Continuing with the discussion about Non Resident Indians and their propensity for investing in various investment classes, we recently conducted a survey among NRIs and asked the following question:

“Fall of rupee opens up new vistas for NRIs to invest in India. Which asset class is more likely to see increased investment activity?”

About 43 people responded and 27 chose real estate as the preferred investment asset class, the second preferred choice was NRE/NRO account with 12 people opting for it.

What could be the possible reasons for these results?

Also, have a look at our research report showing returns on investment classes such as real estate, gold, bond, and stocks.

  • Volatile stock markets

Let’s face it. For last 2 years, the stock markets have been volatile to say the least. With growth slowing down and investment climate at its low due to poor policy making on part of the government of India, investors are looking for assets that are less risky. Unless, the investment climate gradually improves, we may continue to see retail investors abandoning stock markets and invest in relatively risk free asset class such as real estate or bonds.


  • Low returns on bond markets

Bonds are risk free and therefore, returns are lower. However, bonds continue to provide stable return over a period of time and many prefer stability over high returns. With volatile stock markets, Indian investors are either preferring real estate or bond market. Non Resident Indians have been no exception to this rule.


  • Rupee depreciation

In last 2 years, rupee has fallen substantially. This presents NRIs with an opportunity to invest in Indian real estate. Because of falling rupee, real estate looks attractive to NRIs and they are able to get property at almost 20% discount. For example, if one were to invest rupees 1 crore in commercial real estate such as Office Space in Gurgaon or housing in Chennai, he/she would have paid about 200000 USD. And since the falling of rupee, the same real estate would cost 170000 USD to an NRI. This is a major factor why real estate prices are still not coming down in India despite the sluggish demand at home. With money flowing in from NRIs, real estate prices are stable, if not appreciating.


  • Family considerations

For people living abroad, there is the comfort factor that some of their relatives either parents, siblings are in India. And this leads them to buy a piece of real estate, which can be used in times of need for parents or siblings. Many also cherish the dream of returning to India one day and investment in real estate gives them the luxury to come back without worrying about housing or relocation.

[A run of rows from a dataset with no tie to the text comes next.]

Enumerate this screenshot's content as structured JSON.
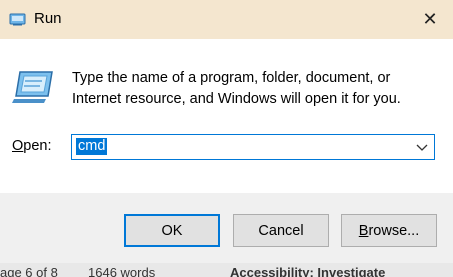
{
  "window": {
    "title": "Run",
    "close_glyph": "✕"
  },
  "dialog": {
    "description": "Type the name of a program, folder, document, or Internet resource, and Windows will open it for you.",
    "open_label_accel": "O",
    "open_label_rest": "pen:",
    "open_value": "cmd",
    "icon": "run-icon"
  },
  "buttons": {
    "ok": "OK",
    "cancel": "Cancel",
    "browse_accel": "B",
    "browse_rest": "rowse..."
  },
  "background_status": {
    "page": "age 6 of 8",
    "words": "1646 words",
    "accessibility": "Accessibility: Investigate"
  },
  "colors": {
    "titlebar": "#f4e6cf",
    "accent": "#0078d7",
    "footer": "#f0f0f0"
  }
}
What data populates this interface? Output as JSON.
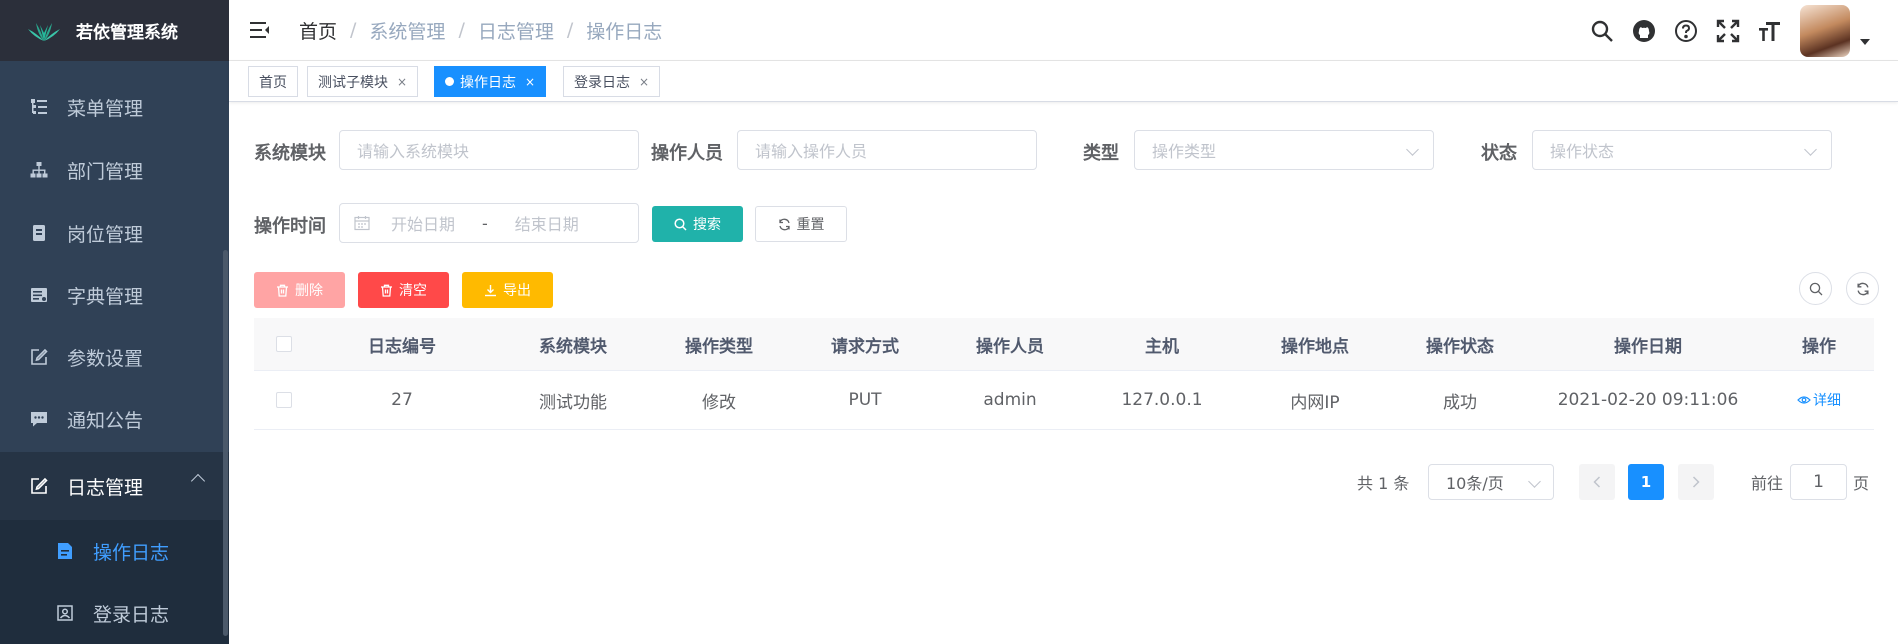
{
  "app": {
    "title": "若依管理系统"
  },
  "colors": {
    "sidebar": "#304156",
    "accent": "#1890ff",
    "primary_btn": "#20b2aa",
    "danger": "#ff4949",
    "warning": "#ffba00"
  },
  "sidebar": {
    "items": [
      {
        "label": "菜单管理",
        "icon": "tree-table-icon"
      },
      {
        "label": "部门管理",
        "icon": "org-tree-icon"
      },
      {
        "label": "岗位管理",
        "icon": "post-icon"
      },
      {
        "label": "字典管理",
        "icon": "dict-icon"
      },
      {
        "label": "参数设置",
        "icon": "edit-icon"
      },
      {
        "label": "通知公告",
        "icon": "message-icon"
      },
      {
        "label": "日志管理",
        "icon": "log-icon"
      }
    ],
    "sub_items": [
      {
        "label": "操作日志",
        "icon": "form-icon"
      },
      {
        "label": "登录日志",
        "icon": "logininfor-icon"
      }
    ]
  },
  "breadcrumb": [
    "首页",
    "系统管理",
    "日志管理",
    "操作日志"
  ],
  "breadcrumb_sep": "/",
  "tags": [
    {
      "label": "首页"
    },
    {
      "label": "测试子模块",
      "close": "×"
    },
    {
      "label": "操作日志",
      "close": "×"
    },
    {
      "label": "登录日志",
      "close": "×"
    }
  ],
  "search": {
    "module_label": "系统模块",
    "module_placeholder": "请输入系统模块",
    "user_label": "操作人员",
    "user_placeholder": "请输入操作人员",
    "type_label": "类型",
    "type_placeholder": "操作类型",
    "status_label": "状态",
    "status_placeholder": "操作状态",
    "time_label": "操作时间",
    "start_placeholder": "开始日期",
    "range_sep": "-",
    "end_placeholder": "结束日期",
    "search_btn": "搜索",
    "reset_btn": "重置"
  },
  "toolbar": {
    "delete": "删除",
    "clear": "清空",
    "export": "导出"
  },
  "table": {
    "headers": [
      "日志编号",
      "系统模块",
      "操作类型",
      "请求方式",
      "操作人员",
      "主机",
      "操作地点",
      "操作状态",
      "操作日期",
      "操作"
    ],
    "rows": [
      {
        "id": "27",
        "module": "测试功能",
        "type": "修改",
        "method": "PUT",
        "user": "admin",
        "host": "127.0.0.1",
        "location": "内网IP",
        "status": "成功",
        "date": "2021-02-20 09:11:06",
        "action": "详细"
      }
    ]
  },
  "pagination": {
    "total": "共 1 条",
    "size": "10条/页",
    "current": "1",
    "goto_label": "前往",
    "goto_value": "1",
    "page_suffix": "页"
  }
}
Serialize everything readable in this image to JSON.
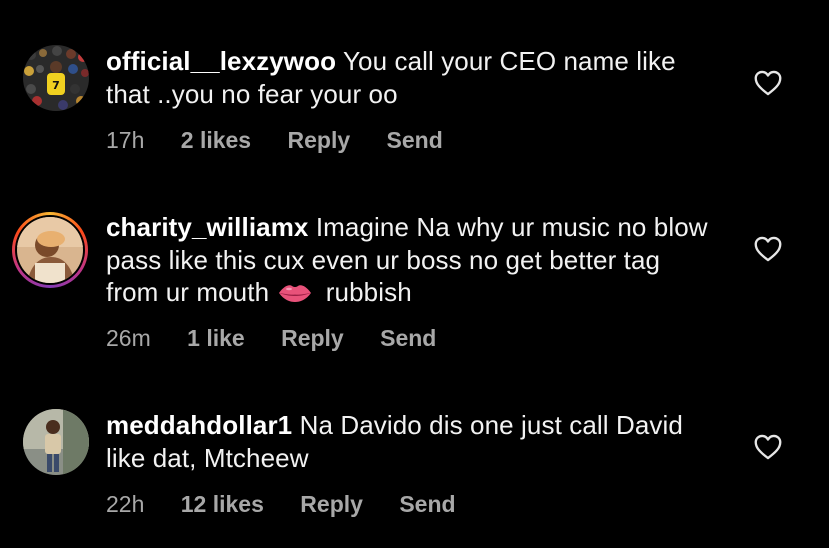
{
  "comments": [
    {
      "username": "official__lexzywoo",
      "text": "You call your CEO name like that ..you no fear your oo",
      "time": "17h",
      "likes": "2 likes",
      "reply": "Reply",
      "send": "Send"
    },
    {
      "username": "charity_williamx",
      "text_before_emoji": "Imagine Na why ur music no blow pass like this cux even ur boss no get better tag from ur mouth",
      "emoji": "lips-icon",
      "text_after_emoji": "rubbish",
      "time": "26m",
      "likes": "1 like",
      "reply": "Reply",
      "send": "Send"
    },
    {
      "username": "meddahdollar1",
      "text": "Na Davido dis one just call David like dat, Mtcheew",
      "time": "22h",
      "likes": "12 likes",
      "reply": "Reply",
      "send": "Send"
    }
  ],
  "colors": {
    "background": "#000000",
    "text": "#f2f2f2",
    "meta": "#a8a8a8",
    "story_ring_start": "#f7b733",
    "story_ring_end": "#833ab4"
  }
}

  • Hedge against inflation

Real estate has always been a preferred investment destination for Indians. It not only provides them with the availability of land or housing, but at the same time hedges ones savings against inflation. With low interest rates offered in deposit accounts, many prefer locking their money in real estate in order to hedge against inflation.

Our research shows that of all the various kind of investment vehicles, returns on gold and real estate have yielded better results over a 6 year period.